Der Aufschrei in Birmenstorf war gross, als wenige Tage nach einer Referendumsabstimmung mit knappem Ja zum Kiesabbau in der Grosszelg bekannt wurde, dass die Merz-Gruppe an das Zürcher Familienunternehmen Eberhard verkauft ist. Man fühlte sich verschaukelt, hinters Licht geführt. «Wir wollten mit unserem Ja ein Unternehmen aus Gebenstorf und somit aus der Region unterstützen – Arbeitsplätze sichern», sagte ein Teilnehmer einer Informationsveranstaltung, zu der die Eberhard Holding in die Kiesgrube Niderhard eingeladen hatte. Rund hundert Personen nutzten die Gelegenheit, um bei Wurst, Bier und Mineralwasser mehr über Eberhard zu erfahren und natürlich zu seinen Beweggründen, Merz aufzukaufen. Auffällig: Vom Birmenstorfer Gemeinderat sowie von den führenden Köpfen des Komitees gegen den Kiesabbau war niemand zu sehen. Eberhard hingegen war mit mehren Mitgliedern der Familie und weiteren Kaderleuten anwesend.

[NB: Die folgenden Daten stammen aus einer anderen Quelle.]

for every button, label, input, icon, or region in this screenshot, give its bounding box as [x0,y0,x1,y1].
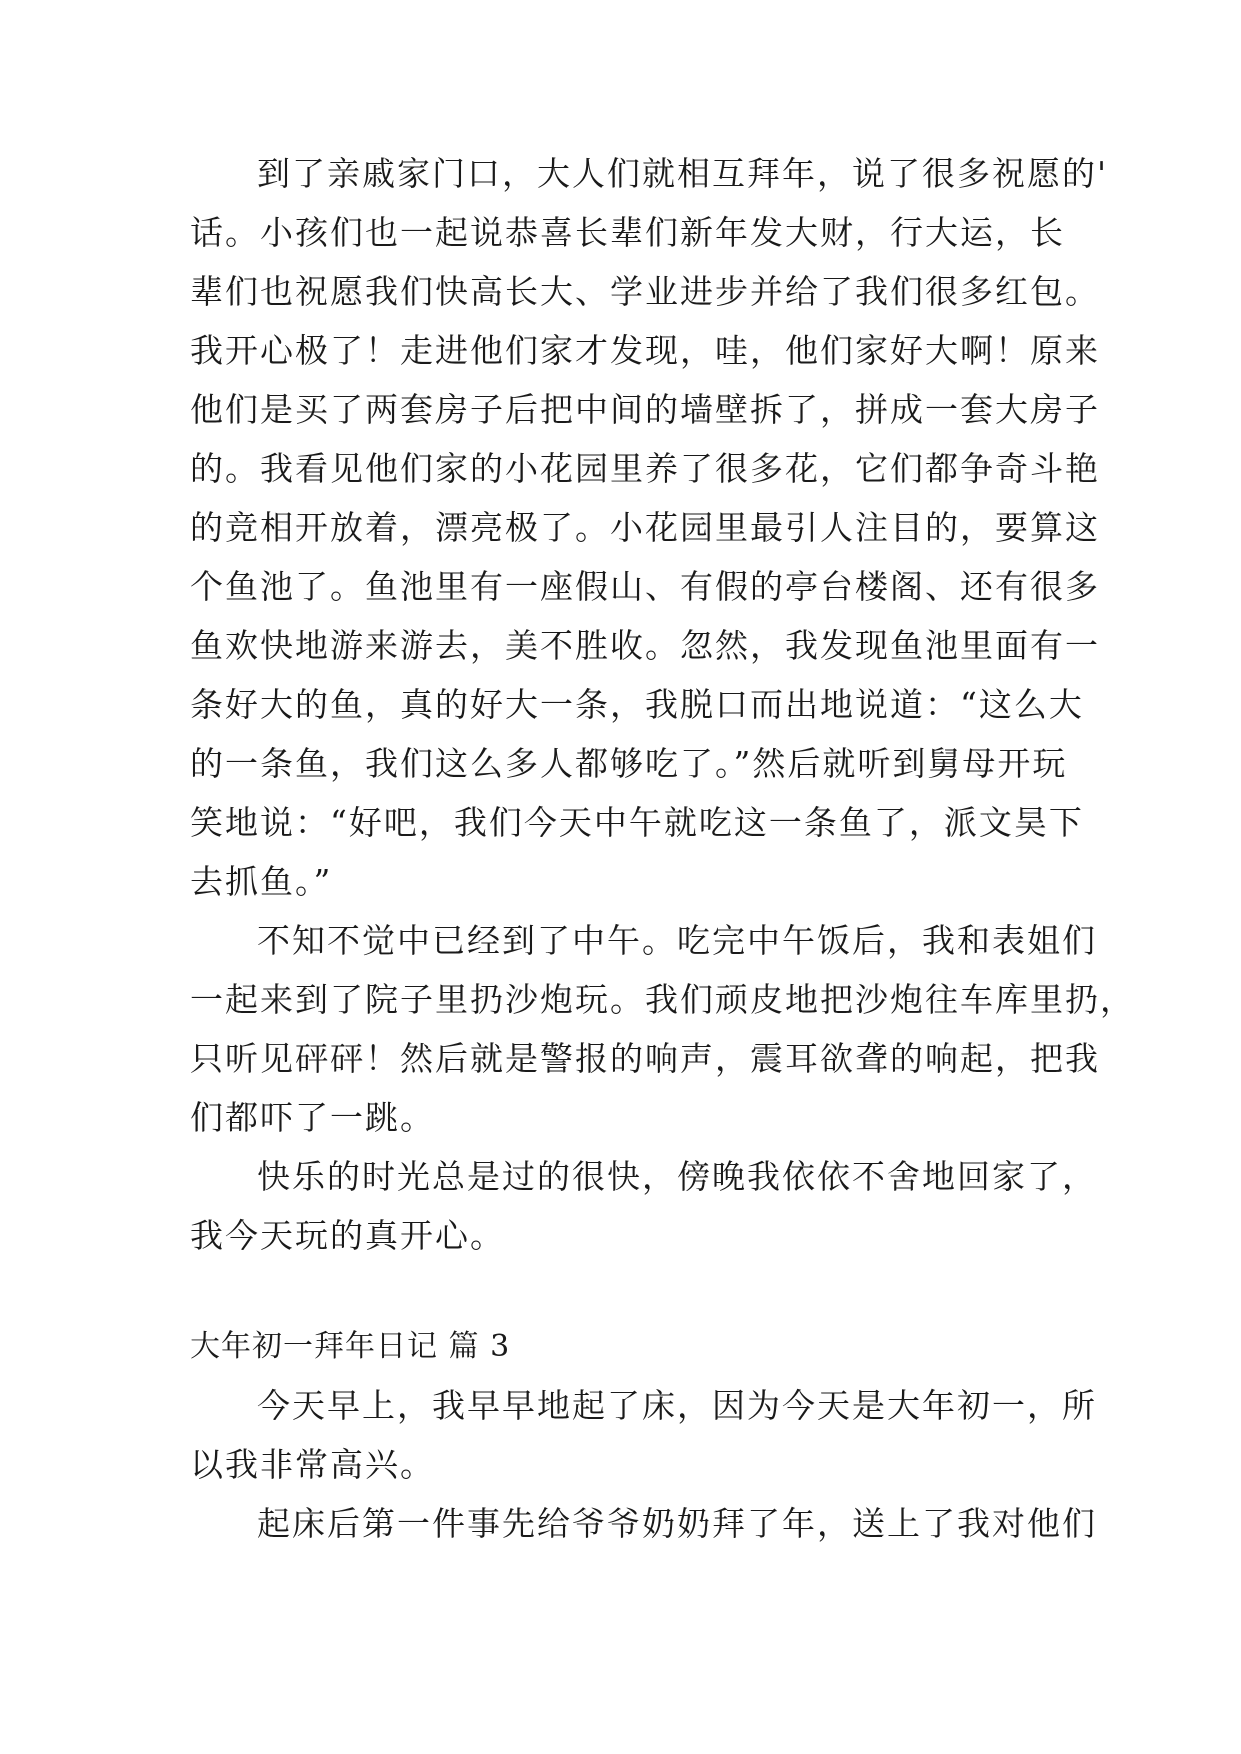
paragraph-line: 到了亲戚家门口，大人们就相互拜年，说了很多祝愿的' [257,154,1109,193]
paragraph-line: 辈们也祝愿我们快高长大、学业进步并给了我们很多红包。 [190,272,1100,311]
paragraph-line: 条好大的鱼，真的好大一条，我脱口而出地说道：“这么大 [190,685,1084,724]
paragraph-line: 他们是买了两套房子后把中间的墙壁拆了，拼成一套大房子 [190,390,1100,429]
paragraph-line: 只听见砰砰！然后就是警报的响声，震耳欲聋的响起，把我 [190,1039,1100,1078]
paragraph-line: 以我非常高兴。 [190,1445,435,1484]
paragraph-line: 快乐的时光总是过的很快，傍晚我依依不舍地回家了， [257,1157,1097,1196]
paragraph-line: 今天早上，我早早地起了床，因为今天是大年初一，所 [257,1386,1097,1425]
paragraph-line: 个鱼池了。鱼池里有一座假山、有假的亭台楼阁、还有很多 [190,567,1100,606]
paragraph-line: 我开心极了！走进他们家才发现，哇，他们家好大啊！原来 [190,331,1100,370]
paragraph-line: 不知不觉中已经到了中午。吃完中午饭后，我和表姐们 [257,921,1097,960]
paragraph-line: 的竞相开放着，漂亮极了。小花园里最引人注目的，要算这 [190,508,1100,547]
paragraph-line: 一起来到了院子里扔沙炮玩。我们顽皮地把沙炮往车库里扔， [190,980,1135,1019]
paragraph-line: 的。我看见他们家的小花园里养了很多花，它们都争奇斗艳 [190,449,1100,488]
paragraph-line: 去抓鱼。” [190,862,333,901]
paragraph-line: 起床后第一件事先给爷爷奶奶拜了年，送上了我对他们 [257,1504,1097,1543]
section-heading: 大年初一拜年日记 篇 3 [190,1329,511,1364]
paragraph-line: 鱼欢快地游来游去，美不胜收。忽然，我发现鱼池里面有一 [190,626,1100,665]
paragraph-line: 我今天玩的真开心。 [190,1216,505,1255]
paragraph-line: 笑地说：“好吧，我们今天中午就吃这一条鱼了，派文昊下 [190,803,1084,842]
paragraph-line: 的一条鱼，我们这么多人都够吃了。”然后就听到舅母开玩 [190,744,1068,783]
paragraph-line: 们都吓了一跳。 [190,1098,435,1137]
paragraph-line: 话。小孩们也一起说恭喜长辈们新年发大财，行大运，长 [190,213,1065,252]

Aufbereiten von Abbruchmaterial
Martin Eberhard ist in zweiter Generation Geschäftsführer der Firma. Sie ist Lieferantin von Roh- und Recyclingstoffen, aber ebenfalls ein Bauunternehmen mit Schwerpunkt beim Rückbau und Aufbereiten des Abbruchmaterials. Dazu gehört die Reinigung kontaminierter Böden. Es war Eberhard, der den Inhalt und das Erdreich der Sondermülldeponie Kölliken per Bahn abtransportiert und in seinen Anlagen dekontaminiert hat. Die Firma gilt als Pionierin der Kreislaufwirtschaft und produziert aus Bauschutt einen Kiesersatz. Mit Zement vermischt, entsteht sogenannter Zirkulit-Beton. «Leider benötigen wir weiterhin Kies», sagt Eberhard. Der Grund: «Zum einen wird mehr gebaut als abgebrochen. Zum anderen dachte man bis vor zwanzig Jahren bei der Konstruktion von Bauten nicht an deren Rückbau – viel Material kann nur einer Deponie zugeführt werden.» So kommt es, dass pro Jahr und Kopf der Bevölkerung eine Lastwagenladung Kies benötigt wird. Dementsprechend besitzt Eberhard Kieswerke, beispielsweise in Weiach an der Grenze zum Aargau.
Nachfolgeproblem gelöst
Deshalb also die Übernahme von Merz? «Wir hätten das Unternehmen auch ohne Grosszelg gekauft», sagt Eberhard und erzählt die Vorgeschichte. «Um Zirkulit in der ganzen Schweiz anbieten zu können, haben wir letztes Jahr Kontakte zu Betonwerken gesucht, um mit ihnen Partnerschaften aufzubauen.» Eine Adresse sei Merz in Gebenstorf gewesen, wo man sich anfänglich wenig interessiert gezeigt habe. Dann aber ein Anruf: Das Familienunternehmen Merz hat ein Nachfolgeproblem, weshalb die Firma Eberhard angeboten wurde.
Nachfolgeprobleme kennt Eberhard nicht. Nächstes Jahr übernimmt einer der Söhne von Martin Eberhard die Geschäftsführung. Weihnachten 2022 sei klar gewesen, dass man Merz übernehmen möchte. Da man nicht eine teure (die Kaufsumme ist nicht öffentlich) «Katze» im Sack kaufen wollte, waren weitere Abklärungen nötig, die sich über vier Monate hinzogen. «Es ist tatsächlich so, dass der Vertrag erst am 29. März – also nach der Abstimmung – unterzeichnet wurde», erklärt Eberhard. Ein Versammlungsteilnehmer meint: «Merz hätte uns vor der Abstimmung seine Verkaufsabsichten mitteilen müssen – das war nicht Sache von Eberhard.»
Wie geht es weiter? «Am Projekt Grosszelg und für Birmenstorf ändert sich nichts», sagt Eberhard. Gemeinsam mit der Richi AG aus Weiningen und der Knecht Bau AG aus Brugg wolle man den Kies abbauen. Was die Merz-Gruppe betreffe, würden alle Aktivitäten sowie die 70 Mitarbeitenden übernommen. Auch zur Grube Niderhard gab es Informationen. Der Kiesabbau wird eingestellt, die Grube aufgefüllt und das Land rekultiviert. «Ab 2032 gibt es hier wieder landwirtschaftliche Fruchtfolgeflächen.»